The old algorithm does not scale: by a rough estimate, it would take roughly 3 years to solve a 300 team case of the convex optimization problem. Our Matlab implementation, which used CVX with the SDPT3 solver, seemed to be taking exponential time. It wasn’t clear how to optimize it — having the normal CDF inside the objective function makes things hard for numerical optimization.
Also, the logistics of dealing with over a thousand people are a lot more complicated than dealing with a couple hundred people.
A New System
When coming up with a new system, I wanted to preserve some nice properties of the original method. For the reasons outlined in my previous post, I wanted to stick to a method based on pairwise comparison. However, the new method would need to scale to hundreds of teams and hundreds of judges.
We decided to separate general judging from sponsor prize judging.
For sponsor prizes, we set aside a separate time when teams could go directly to sponsors and pitch their projects. Sponsors would independently decide how to judge for their prizes.
For the main competition, with such a large number of entries, we decided to have a two phase judging process.
Phase 1: Expo Judging
In the first phase, we had a giant expo to decide the top 10.

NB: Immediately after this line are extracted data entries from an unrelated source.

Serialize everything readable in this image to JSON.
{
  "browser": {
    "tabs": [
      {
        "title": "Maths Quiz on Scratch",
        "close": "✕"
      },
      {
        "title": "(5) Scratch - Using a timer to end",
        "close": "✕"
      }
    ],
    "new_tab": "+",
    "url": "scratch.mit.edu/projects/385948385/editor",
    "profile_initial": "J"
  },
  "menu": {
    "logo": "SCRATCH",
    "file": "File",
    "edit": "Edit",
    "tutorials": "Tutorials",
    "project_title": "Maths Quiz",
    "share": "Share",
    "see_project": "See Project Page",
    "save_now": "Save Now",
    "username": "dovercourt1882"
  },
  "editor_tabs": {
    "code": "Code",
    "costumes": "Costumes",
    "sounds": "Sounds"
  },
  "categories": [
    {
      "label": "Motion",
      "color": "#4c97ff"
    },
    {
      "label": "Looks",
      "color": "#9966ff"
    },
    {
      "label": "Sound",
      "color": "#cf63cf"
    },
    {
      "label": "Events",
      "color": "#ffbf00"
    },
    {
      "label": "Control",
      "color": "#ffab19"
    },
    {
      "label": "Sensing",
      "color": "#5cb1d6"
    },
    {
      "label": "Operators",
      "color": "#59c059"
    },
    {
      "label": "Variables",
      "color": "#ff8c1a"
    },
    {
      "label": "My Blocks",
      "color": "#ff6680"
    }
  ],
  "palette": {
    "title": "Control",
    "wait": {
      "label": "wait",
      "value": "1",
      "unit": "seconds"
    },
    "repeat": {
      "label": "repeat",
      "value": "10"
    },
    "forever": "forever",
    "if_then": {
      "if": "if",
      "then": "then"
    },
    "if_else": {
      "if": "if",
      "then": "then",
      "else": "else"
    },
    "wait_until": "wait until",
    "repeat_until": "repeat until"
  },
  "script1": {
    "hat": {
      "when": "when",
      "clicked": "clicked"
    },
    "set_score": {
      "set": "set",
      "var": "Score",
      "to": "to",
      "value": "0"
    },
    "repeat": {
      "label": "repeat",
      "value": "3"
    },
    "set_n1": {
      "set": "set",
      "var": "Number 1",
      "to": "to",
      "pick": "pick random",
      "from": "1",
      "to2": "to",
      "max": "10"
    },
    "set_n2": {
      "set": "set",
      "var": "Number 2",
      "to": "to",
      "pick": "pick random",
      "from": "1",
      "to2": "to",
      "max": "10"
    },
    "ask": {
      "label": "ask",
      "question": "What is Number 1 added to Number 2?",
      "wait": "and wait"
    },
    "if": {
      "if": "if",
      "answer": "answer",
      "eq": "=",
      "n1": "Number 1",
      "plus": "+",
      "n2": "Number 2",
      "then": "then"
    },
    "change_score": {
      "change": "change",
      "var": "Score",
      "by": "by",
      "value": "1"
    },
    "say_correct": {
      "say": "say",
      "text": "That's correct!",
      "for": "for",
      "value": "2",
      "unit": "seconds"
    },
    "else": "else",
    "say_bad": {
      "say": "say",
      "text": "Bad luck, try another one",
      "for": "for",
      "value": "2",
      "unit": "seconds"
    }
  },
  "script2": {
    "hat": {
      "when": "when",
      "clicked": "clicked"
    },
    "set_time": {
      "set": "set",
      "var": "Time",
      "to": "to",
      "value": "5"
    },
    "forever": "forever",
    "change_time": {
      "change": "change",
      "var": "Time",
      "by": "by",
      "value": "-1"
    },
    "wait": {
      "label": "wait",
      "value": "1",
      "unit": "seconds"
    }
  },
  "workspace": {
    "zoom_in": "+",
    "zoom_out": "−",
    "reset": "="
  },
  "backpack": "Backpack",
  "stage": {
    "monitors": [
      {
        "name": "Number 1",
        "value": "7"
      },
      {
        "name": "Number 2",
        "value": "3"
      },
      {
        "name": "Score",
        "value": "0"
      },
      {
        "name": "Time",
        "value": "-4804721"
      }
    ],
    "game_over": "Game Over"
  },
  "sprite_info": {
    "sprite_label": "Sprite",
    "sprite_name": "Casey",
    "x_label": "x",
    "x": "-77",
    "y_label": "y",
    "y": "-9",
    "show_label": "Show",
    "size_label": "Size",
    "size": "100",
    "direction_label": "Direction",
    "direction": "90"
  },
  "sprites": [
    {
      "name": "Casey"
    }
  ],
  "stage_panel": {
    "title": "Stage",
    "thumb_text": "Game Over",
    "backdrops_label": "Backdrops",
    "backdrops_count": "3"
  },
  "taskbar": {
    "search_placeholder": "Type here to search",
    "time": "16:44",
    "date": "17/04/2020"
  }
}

100 judges. 1000 participants. 90 minutes.
Everything here was managed by a computer, from real-time judge dispatch to rank computation. We used a system based on pairwise comparison, so judges would look at projects one after another, and for each project, decide if it was better or worse than the previously judged project.
Phase 2: Panel Judging
After expo judging, we had a panel of five judges look at the top 10 finalists. Each team delivered a 5-minute pitch and answered judges’ questions.
Choosing the 1st, 2nd, and 3rd place teams was left entirely up to our panel.
During expo judging, we used a pairwise comparison system. Because the old algorithm didn’t scale, we needed to find something else. After a lot of research, I decided to implement a system based on the Crowd-BT paper, which describes an algorithm based on the Bradley-Terry model of pairwise comparisons. Using this rather than the Thurstone model, which was used in the old system, allows for simpler and faster algorithms.
The Crowd-BT algorithm has a couple nice features. Instead of dispatching judges randomly, it assigns judges in such a way that maximizes expected information gain. It also allows updating rankings efficiently in an online manner, taking time to process single votes and taking time to tell a judge where to go next.
The judging system was implemented as a web application. We added all the projects and judges to the system, and then we emailed the judges a magic link to get started.
The judges opened up the judging interface on their phone, and they were directed to their first project. After looking at that, they could start voting:
Judging logistics were completely handled by the system. The software told judges which projects to look at based on the algorithm, collected data, and computed results.
While judges were ranking projects, we could see all votes and rankings in real time in the admin dashboard.
We were really happy with the way judging worked out at our event. During the expo, we had 1351 votes from 108 judges for 195 unique project submissions.
Here’s a visualization of the data that we collected. Nodes represent projects, and an edge from X to Y indicates a judge choosing Y over X.
We collected a lot of raw data from the pairwise comparisons, including things like which judge cast which vote, the time each vote was cast, and so on. We’re making it available in anonymized form in case anyone wants to do any analysis with our data.
As of now, the code is fully functional, but the interface needs work. When I have some time, I’m planning on improving the software and then open-sourcing it.
Until that point, for early access, email me. A couple other hackathons have already used the software and have been quite happy with the results.
Update (9/19/2016): The judging system has finally been open sourced!